While unprecedented stimulus from the Federal Reserve and a $2.2 trillion relief bill expected to pass the House of Representatives have bolstered hopes of averting worst-case economic scenarios, forecasts remain bleak. Goldman Sachs (NYSE:GS), for instance, has projected a 24% year-over-year drop in U.S. gross domestic product in the second quarter as the outbreak halts business activity throughout much of the country.

“In this respect, a VIX still hovering around 60 provides a much more sobering and fair assessment of the level of uncertainty present in markets and the global economy,” analysts at Fathom Consulting wrote in a note to clients.
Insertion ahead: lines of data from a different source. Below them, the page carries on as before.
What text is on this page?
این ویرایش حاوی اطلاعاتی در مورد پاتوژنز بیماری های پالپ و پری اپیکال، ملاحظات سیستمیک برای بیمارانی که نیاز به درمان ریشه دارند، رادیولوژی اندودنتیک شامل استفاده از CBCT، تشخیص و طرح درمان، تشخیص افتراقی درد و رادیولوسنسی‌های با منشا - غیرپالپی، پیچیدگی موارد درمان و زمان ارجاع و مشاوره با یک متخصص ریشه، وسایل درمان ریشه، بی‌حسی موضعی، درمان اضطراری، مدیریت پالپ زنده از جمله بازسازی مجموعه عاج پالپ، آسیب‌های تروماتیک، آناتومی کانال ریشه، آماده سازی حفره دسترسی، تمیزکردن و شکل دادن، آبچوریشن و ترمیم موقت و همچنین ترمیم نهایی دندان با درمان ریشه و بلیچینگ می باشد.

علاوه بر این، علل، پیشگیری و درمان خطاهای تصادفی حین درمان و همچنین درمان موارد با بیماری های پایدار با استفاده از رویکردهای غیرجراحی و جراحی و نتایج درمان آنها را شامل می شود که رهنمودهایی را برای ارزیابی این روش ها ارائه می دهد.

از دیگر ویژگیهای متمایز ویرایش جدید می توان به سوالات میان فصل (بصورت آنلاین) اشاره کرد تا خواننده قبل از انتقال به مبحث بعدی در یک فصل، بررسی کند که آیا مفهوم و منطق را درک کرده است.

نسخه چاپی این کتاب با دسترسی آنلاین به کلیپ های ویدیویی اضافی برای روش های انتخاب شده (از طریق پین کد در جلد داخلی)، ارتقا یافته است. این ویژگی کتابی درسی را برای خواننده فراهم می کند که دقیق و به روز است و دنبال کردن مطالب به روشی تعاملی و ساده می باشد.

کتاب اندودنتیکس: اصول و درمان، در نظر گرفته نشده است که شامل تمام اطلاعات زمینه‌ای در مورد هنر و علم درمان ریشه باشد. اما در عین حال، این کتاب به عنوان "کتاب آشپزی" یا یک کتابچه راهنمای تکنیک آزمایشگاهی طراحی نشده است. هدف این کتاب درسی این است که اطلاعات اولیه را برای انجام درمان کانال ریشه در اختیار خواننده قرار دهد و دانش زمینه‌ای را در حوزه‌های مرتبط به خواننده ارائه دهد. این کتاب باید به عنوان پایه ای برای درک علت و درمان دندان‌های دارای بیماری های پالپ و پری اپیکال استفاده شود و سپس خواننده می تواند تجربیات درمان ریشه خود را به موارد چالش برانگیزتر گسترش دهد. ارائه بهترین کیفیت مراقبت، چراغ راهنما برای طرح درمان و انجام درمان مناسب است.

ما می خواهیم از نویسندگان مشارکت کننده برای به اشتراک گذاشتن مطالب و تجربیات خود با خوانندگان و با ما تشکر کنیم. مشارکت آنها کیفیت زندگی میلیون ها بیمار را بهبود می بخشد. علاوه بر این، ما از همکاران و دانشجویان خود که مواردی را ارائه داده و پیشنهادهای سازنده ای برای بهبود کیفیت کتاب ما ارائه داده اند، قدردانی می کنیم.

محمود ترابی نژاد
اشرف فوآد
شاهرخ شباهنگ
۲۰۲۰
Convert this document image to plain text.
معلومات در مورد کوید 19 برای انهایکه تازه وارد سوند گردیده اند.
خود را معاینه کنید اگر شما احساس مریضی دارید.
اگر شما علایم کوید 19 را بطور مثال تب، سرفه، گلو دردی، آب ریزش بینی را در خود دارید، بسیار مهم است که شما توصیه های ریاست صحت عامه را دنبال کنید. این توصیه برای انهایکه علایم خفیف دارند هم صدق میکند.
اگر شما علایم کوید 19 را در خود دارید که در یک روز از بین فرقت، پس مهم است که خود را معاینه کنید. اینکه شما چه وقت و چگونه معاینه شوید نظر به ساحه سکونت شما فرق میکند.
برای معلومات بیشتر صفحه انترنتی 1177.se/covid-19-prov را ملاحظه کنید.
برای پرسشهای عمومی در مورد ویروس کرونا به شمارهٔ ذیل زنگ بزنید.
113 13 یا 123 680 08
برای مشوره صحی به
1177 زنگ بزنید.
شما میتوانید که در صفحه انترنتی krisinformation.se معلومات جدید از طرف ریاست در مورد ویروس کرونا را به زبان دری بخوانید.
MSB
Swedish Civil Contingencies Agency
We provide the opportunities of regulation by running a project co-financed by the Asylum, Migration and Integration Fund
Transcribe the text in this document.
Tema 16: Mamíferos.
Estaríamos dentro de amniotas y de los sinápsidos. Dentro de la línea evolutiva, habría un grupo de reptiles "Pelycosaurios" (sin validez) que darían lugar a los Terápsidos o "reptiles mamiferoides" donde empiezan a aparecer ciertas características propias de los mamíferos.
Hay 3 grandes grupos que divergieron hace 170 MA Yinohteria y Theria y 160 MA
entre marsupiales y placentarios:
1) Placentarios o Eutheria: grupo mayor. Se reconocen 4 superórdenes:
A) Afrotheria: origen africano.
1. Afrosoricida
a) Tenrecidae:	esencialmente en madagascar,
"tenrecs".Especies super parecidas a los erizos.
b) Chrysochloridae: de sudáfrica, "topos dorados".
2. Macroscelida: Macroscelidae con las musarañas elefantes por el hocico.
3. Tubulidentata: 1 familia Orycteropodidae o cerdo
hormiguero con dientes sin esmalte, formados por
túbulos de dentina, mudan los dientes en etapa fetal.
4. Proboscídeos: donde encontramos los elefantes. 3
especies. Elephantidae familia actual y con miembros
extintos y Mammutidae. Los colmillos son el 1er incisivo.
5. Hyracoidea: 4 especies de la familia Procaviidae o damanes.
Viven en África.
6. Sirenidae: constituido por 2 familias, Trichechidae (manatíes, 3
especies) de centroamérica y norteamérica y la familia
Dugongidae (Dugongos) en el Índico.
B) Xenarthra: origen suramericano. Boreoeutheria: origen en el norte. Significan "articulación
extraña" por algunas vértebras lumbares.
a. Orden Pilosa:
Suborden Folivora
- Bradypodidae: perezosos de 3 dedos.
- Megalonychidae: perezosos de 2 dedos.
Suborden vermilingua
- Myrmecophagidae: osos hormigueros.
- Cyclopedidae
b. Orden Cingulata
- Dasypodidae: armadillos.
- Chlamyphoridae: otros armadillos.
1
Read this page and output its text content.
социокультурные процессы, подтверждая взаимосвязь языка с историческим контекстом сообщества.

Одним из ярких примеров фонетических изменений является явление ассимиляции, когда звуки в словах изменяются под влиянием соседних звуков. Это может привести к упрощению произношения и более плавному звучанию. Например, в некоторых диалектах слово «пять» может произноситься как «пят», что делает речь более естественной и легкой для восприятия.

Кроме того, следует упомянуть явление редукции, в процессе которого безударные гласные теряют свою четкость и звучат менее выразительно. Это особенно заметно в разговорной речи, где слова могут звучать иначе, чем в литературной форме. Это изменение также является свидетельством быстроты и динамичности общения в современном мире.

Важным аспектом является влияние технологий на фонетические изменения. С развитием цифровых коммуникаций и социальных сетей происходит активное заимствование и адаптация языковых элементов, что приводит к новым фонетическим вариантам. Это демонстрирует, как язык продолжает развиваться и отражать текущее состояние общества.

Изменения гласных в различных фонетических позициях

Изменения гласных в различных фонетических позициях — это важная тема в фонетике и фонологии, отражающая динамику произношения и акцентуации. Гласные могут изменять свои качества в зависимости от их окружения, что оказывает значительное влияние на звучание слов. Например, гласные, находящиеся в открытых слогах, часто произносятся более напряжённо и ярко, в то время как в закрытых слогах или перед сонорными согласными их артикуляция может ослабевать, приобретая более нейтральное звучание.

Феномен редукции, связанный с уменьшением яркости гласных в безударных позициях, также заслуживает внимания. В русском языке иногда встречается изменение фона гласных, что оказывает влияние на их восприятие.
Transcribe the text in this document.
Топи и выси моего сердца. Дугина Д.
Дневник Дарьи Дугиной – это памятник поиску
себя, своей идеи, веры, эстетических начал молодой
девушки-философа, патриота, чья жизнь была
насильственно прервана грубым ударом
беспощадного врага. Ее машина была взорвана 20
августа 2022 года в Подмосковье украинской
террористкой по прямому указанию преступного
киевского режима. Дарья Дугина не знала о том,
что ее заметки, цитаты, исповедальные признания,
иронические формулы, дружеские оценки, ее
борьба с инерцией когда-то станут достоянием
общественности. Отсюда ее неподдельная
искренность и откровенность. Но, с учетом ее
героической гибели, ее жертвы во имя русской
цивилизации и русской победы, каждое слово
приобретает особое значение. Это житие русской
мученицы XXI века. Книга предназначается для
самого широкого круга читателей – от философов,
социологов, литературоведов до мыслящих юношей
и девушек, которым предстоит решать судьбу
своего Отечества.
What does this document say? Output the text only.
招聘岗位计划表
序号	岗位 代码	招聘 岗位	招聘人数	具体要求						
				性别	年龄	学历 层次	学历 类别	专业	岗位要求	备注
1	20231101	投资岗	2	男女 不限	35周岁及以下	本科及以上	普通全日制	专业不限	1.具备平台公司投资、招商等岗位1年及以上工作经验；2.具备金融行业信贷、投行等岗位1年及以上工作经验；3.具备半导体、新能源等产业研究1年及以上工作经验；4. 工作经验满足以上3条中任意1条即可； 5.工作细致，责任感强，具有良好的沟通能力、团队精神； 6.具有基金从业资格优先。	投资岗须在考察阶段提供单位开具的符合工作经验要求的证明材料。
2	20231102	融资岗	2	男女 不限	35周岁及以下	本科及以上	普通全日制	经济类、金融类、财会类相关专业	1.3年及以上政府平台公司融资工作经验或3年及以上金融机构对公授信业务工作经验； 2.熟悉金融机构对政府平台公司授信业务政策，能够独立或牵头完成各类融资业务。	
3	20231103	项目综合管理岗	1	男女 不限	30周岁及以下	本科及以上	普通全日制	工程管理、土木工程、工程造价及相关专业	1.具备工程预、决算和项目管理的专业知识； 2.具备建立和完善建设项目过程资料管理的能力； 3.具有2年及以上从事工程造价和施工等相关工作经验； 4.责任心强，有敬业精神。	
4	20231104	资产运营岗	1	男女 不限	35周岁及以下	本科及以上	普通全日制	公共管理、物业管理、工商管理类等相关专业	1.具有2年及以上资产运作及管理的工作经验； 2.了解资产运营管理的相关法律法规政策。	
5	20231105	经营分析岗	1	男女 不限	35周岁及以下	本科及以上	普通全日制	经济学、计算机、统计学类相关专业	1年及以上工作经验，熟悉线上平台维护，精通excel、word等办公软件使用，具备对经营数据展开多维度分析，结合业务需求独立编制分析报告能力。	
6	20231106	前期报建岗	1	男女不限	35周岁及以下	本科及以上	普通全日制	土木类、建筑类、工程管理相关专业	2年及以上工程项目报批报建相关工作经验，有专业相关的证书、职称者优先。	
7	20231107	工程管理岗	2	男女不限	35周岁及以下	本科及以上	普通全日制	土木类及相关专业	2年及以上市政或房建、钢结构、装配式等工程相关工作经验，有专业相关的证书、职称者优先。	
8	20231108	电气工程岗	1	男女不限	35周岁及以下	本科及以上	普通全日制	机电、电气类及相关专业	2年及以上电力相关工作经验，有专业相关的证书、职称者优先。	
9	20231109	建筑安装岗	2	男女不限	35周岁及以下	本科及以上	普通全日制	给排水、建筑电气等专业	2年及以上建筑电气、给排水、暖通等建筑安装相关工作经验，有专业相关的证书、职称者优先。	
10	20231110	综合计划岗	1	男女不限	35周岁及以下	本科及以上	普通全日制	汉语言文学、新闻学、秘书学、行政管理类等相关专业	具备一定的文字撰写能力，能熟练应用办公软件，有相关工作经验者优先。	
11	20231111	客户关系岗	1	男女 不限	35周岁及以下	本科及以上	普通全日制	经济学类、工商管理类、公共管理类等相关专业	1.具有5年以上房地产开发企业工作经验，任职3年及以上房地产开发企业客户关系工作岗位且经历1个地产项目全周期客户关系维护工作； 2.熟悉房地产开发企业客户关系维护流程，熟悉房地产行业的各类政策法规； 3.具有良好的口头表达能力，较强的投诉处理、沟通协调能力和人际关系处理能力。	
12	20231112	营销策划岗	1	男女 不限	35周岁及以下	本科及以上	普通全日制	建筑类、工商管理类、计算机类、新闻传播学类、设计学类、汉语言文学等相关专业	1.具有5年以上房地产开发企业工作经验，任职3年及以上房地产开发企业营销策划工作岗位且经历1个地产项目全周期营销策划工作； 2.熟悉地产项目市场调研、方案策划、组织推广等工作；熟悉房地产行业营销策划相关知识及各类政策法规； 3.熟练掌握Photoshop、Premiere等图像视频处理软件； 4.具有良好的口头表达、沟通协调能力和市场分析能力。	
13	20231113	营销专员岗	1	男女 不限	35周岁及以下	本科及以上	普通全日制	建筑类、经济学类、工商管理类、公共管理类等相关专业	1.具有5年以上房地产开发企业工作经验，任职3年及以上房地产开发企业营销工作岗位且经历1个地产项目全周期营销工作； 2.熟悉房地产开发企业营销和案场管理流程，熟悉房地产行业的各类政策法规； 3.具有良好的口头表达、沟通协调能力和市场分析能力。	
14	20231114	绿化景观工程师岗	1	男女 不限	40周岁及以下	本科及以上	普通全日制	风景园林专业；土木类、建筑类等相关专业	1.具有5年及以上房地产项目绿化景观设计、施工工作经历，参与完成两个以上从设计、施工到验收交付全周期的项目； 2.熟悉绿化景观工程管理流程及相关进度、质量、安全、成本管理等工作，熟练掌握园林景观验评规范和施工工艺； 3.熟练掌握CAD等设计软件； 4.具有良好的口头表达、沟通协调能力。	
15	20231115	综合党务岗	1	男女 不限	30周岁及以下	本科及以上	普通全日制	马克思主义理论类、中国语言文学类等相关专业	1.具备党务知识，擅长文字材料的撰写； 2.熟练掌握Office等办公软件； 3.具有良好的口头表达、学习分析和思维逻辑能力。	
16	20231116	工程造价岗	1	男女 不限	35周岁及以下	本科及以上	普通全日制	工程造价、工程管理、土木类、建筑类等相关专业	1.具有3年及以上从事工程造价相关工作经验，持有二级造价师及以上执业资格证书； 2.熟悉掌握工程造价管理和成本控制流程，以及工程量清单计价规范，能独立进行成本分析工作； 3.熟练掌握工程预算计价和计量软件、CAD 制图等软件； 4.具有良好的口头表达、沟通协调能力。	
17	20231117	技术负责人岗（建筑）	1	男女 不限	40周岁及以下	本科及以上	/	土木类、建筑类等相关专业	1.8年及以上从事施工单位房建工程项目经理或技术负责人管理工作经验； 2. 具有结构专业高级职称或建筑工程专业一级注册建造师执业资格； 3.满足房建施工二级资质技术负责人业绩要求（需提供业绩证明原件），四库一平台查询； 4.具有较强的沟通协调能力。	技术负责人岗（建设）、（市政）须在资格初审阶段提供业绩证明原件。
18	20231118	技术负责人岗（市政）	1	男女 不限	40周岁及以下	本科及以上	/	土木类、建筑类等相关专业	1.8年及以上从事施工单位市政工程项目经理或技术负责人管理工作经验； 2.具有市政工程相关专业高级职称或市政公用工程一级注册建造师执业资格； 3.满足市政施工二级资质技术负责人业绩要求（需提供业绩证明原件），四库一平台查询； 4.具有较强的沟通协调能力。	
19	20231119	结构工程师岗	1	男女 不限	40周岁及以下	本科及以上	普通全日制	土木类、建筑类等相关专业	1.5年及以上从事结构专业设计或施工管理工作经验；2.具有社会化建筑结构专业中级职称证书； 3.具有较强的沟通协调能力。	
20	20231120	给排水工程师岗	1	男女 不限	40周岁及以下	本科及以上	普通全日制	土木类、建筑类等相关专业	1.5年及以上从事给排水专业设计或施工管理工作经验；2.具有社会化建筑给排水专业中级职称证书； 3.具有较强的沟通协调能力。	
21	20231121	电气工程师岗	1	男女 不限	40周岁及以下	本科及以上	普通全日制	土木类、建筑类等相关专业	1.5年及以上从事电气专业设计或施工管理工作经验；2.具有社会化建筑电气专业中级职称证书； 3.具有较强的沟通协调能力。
Past bouts of extreme volatility have often taken some time to subside. The VIX was just below 50 when stocks bottomed in March 2009 after a 57% drop from their October 2007 highs during the financial crisis.

It may take months for the VIX to ease back to its usual levels, said Matt Amberson, principal at ORATS.

Realized volatility on the S&P 500 (SPX) – a measure of actual moves on the index over the past 30 days – was at 97.4% on Friday, according to data from options analytics provider Trade Alert. By comparison, the VIX does not seem so high.

“Vol is very fair given the kind of moves that we’re having,” said Henry Schwartz, founder of Trade Alert.

Other measures, however, signal that some investors believe the selling may have already peaked.

For options on the SPDR S&P 500 ETF Trust (P:SPY), implied volatility, bid-ask spreads and skew have all drifted lower after surpassing 2008 levels last week, Amberson said.

Implied volatility reflects investor expectations for market gyrations over the next month. The bid-ask spread is the gap between what sellers say they want to receive for securities and what buyers say they will pay. Skew measures the demand for puts, used to protect against downward moves, in comparison to calls, used to position for upside.

A better indicator of volatility expectations may be VIX futures rather than the VIX itself, which is not traded, said Don Dale, chief risk strategist at Equity Risk Control Group.

Front-month VIX futures (VXc1), which expire in mid-April and reflect expectations for volatility in the month following that date, have fallen even more significantly than the VIX in the past week-and-a-half. They were last trading at 51.45.

“Based on the term structure of the VIX, traders are expecting the market to be less turbulent as we move forward toward the summer,” Dale said. “But VIX traders are not pricing in an immediate reduction in turbulence. They’re expecting April to still be volatile.”